Prendere una posizione contro la cultura militarista rifiutandosi di andare a svolgere il servizio militare obbligatorio ha delle conseguenze molto pesanti in Turchia. Infatti Ercan è sotto processo per la violazione dell’articolo 318 che impedisce a chiunque di fare propaganda antimilitarista. Gli altri percorsi legali che hanno spinto Ercan a lasciare il paese sono legati all’articolo 301 che riguarda il vilipendio del Presidente della Repubblica, i suoi articoli contro gli scontri tra l’esercito ed i militanti del PKK, nelle località di Sur e Cizre e le multe che non ha pagato. Infatti un obiettore di coscienza deve fare conti anche con le multe molto salate legate alla sua scelta. Nel caso in cui non potesse saldare il conto si aprono le porte dei centri di detenzione.
“Una volta dichiarata l’obiezione di coscienza vengono negati una serie di diritti. Per esempio quello di viaggiare perché potresti essere fermato in qualsiasi momento dalla polizia ed arrestato. Diritto alla residenza oppure al lavoro perché o sei ricercato oppure hai una fedina penale non pulita”. Infatti in Turchia quasi tutte le aziende pretendono che i dipendenti maschi abbiano eseguito già il servizio militare. Quindi si tratta di una vita da morte civile. Gli obiettori di coscienza cercano di vivere in clandestinità subendo i danni psicologici di questa situazione.
Secondo Ercan in questi ultimi due anni le condizioni di vita degli obiettori sono diventate ancora più difficili sopratutto per via dello stato d’emergenza che ha negato la possibilità di esercitare una serie di diritti civili. Ovviamente una delle realtà che è rimasta colpita da quest’ondata di censure e divieti è stata l’associazione degli obiettori di coscienza per la pace. Per cui da circa tre anni l’associazione non riesce a svolgere nessuna manifestazione pubblica.
Ercan Aktas porta la sua lotta in Francia in collaborazione con numerose associazioni, gruppi e fondazioni che ragionano e lavorano sul diritto all’obiezione di coscienza e sulla cultura antimilitarista per la pace. Scrive per una serie di portali di notizie in Turchia come Demokrat Haber, Kedistan e Demarkaj. Organizza dei dibattiti e delle conferenze inoltre porto avanti la sua carriera accademica finendo un corso di specializzazione all’università.

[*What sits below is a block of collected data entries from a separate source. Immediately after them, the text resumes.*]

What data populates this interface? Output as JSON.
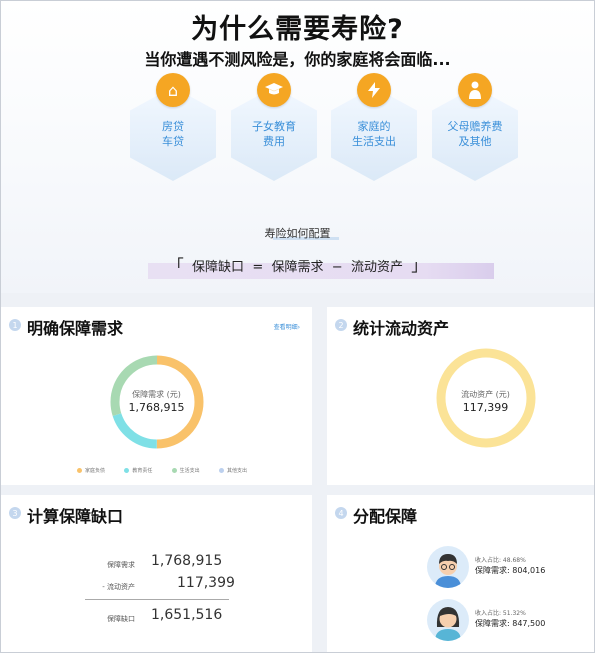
{
  "header": {
    "title": "为什么需要寿险?",
    "subtitle": "当你遭遇不测风险是，你的家庭将会面临..."
  },
  "risks": [
    {
      "icon": "house-icon",
      "line1": "房贷",
      "line2": "车贷",
      "glyph": "⌂"
    },
    {
      "icon": "graduation-cap-icon",
      "line1": "子女教育",
      "line2": "费用",
      "glyph": "🎓"
    },
    {
      "icon": "lightning-icon",
      "line1": "家庭的",
      "line2": "生活支出",
      "glyph": "⚡"
    },
    {
      "icon": "elder-person-icon",
      "line1": "父母赡养费",
      "line2": "及其他",
      "glyph": "👴"
    }
  ],
  "config": {
    "title": "寿险如何配置",
    "formula": {
      "open": "「",
      "left": "保障缺口",
      "eq": "=",
      "a": "保障需求",
      "minus": "−",
      "b": "流动资产",
      "close": "」"
    }
  },
  "cards": {
    "demand": {
      "num": "1",
      "title": "明确保障需求",
      "link": "查看明细›",
      "ring_label": "保障需求 (元)",
      "ring_value": "1,768,915",
      "legend": [
        {
          "label": "家庭负债",
          "color": "#f9c26a"
        },
        {
          "label": "教育责任",
          "color": "#7fe0e6"
        },
        {
          "label": "生活支出",
          "color": "#a8d9b2"
        },
        {
          "label": "其他支出",
          "color": "#bcd0ee"
        }
      ]
    },
    "assets": {
      "num": "2",
      "title": "统计流动资产",
      "ring_label": "流动资产 (元)",
      "ring_value": "117,399"
    },
    "gap": {
      "num": "3",
      "title": "计算保障缺口",
      "rows": [
        {
          "label": "保障需求",
          "value": "1,768,915"
        },
        {
          "label": "- 流动资产",
          "value": "117,399"
        },
        {
          "label": "保障缺口",
          "value": "1,651,516"
        }
      ]
    },
    "allocate": {
      "num": "4",
      "title": "分配保障",
      "people": [
        {
          "ratio": "收入占比: 48.68%",
          "need": "保障需求: 804,016"
        },
        {
          "ratio": "收入占比: 51.32%",
          "need": "保障需求: 847,500"
        }
      ]
    }
  },
  "chart_data": {
    "type": "pie",
    "title": "保障需求 (元)",
    "total": "1,768,915",
    "categories": [
      "家庭负债",
      "教育责任",
      "生活支出",
      "其他支出"
    ],
    "values": [
      0.5,
      0.2,
      0.3,
      0.0
    ]
  },
  "colors": {
    "accent": "#f5a623",
    "link": "#3a8fd9",
    "ring_assets": "#fbe397"
  }
}
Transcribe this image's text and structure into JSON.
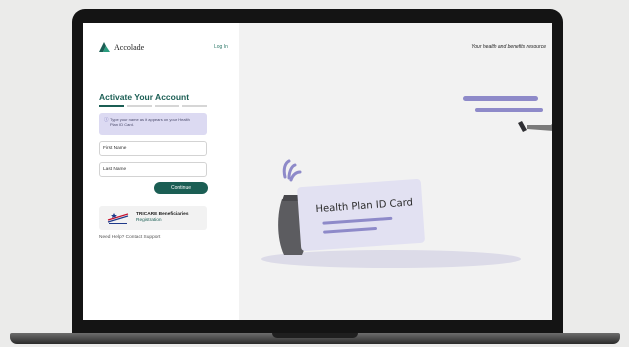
{
  "brand": {
    "name": "Accolade",
    "accent": "#1b5e54",
    "illustration_accent": "#8e8ac9"
  },
  "header": {
    "login_label": "Log In",
    "tagline": "Your health and benefits resource"
  },
  "form": {
    "title": "Activate Your Account",
    "steps_total": 4,
    "steps_completed": 1,
    "hint": "Type your name as it appears on your Health Plan ID Card.",
    "first_name_placeholder": "First Name",
    "last_name_placeholder": "Last Name",
    "continue_label": "Continue"
  },
  "tricare": {
    "title": "TRICARE Beneficiaries",
    "subtitle": "Registration"
  },
  "help": {
    "text": "Need Help? Contact Support"
  },
  "illustration": {
    "card_text": "Health Plan ID Card"
  }
}
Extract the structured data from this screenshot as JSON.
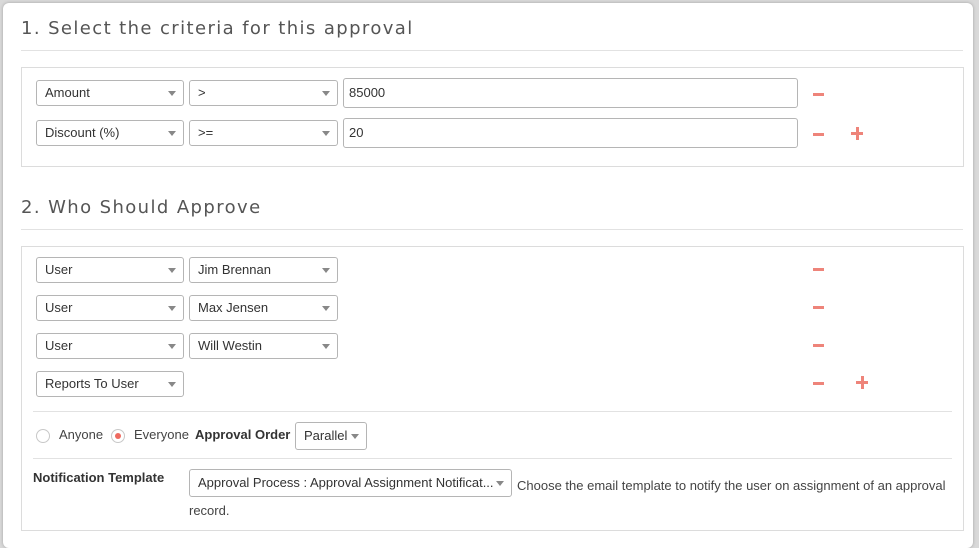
{
  "section1": {
    "title": "1. Select the criteria for this approval",
    "criteria": [
      {
        "field": "Amount",
        "operator": ">",
        "value": "85000"
      },
      {
        "field": "Discount (%)",
        "operator": ">=",
        "value": "20"
      }
    ]
  },
  "section2": {
    "title": "2. Who Should Approve",
    "approvers": [
      {
        "type": "User",
        "name": "Jim Brennan"
      },
      {
        "type": "User",
        "name": "Max Jensen"
      },
      {
        "type": "User",
        "name": "Will Westin"
      },
      {
        "type": "Reports To User",
        "name": null
      }
    ],
    "approval_mode": {
      "options": [
        "Anyone",
        "Everyone"
      ],
      "selected": "Everyone"
    },
    "approval_order_label": "Approval Order",
    "approval_order_value": "Parallel",
    "notification_template_label": "Notification Template",
    "notification_template_value": "Approval Process : Approval Assignment Notificat...",
    "notification_template_help": "Choose the email template to notify the user on assignment of an approval record."
  },
  "icons": {
    "remove": "minus-icon",
    "add": "plus-icon",
    "dropdown": "caret-down-icon"
  },
  "colors": {
    "accent": "#ee847a",
    "radio_checked": "#ee6a60"
  }
}
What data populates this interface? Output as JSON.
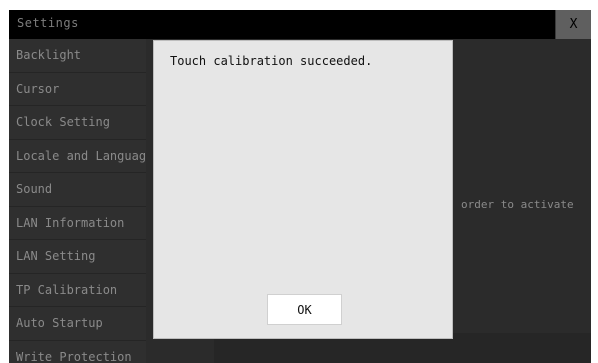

La vita da esiliato non è facile, anche per Ercan. “Ho i miei piedi qui in Francia ma la mia testa ed il mio cuore sono rimasti in Turchia. In questi due anni ho scoperto quanto sono appassionato di Istanbul, la città in cui ho vissuto per quindici anni. Ho tutti i miei ricordi e cari in quella città. Per raccontare la mia storia e per mandargli una lettera ho scritto un libro che esce quest’estate. Racconto la vita politica, i giovani, i miei errori e le mie esperienze a Istanbul”.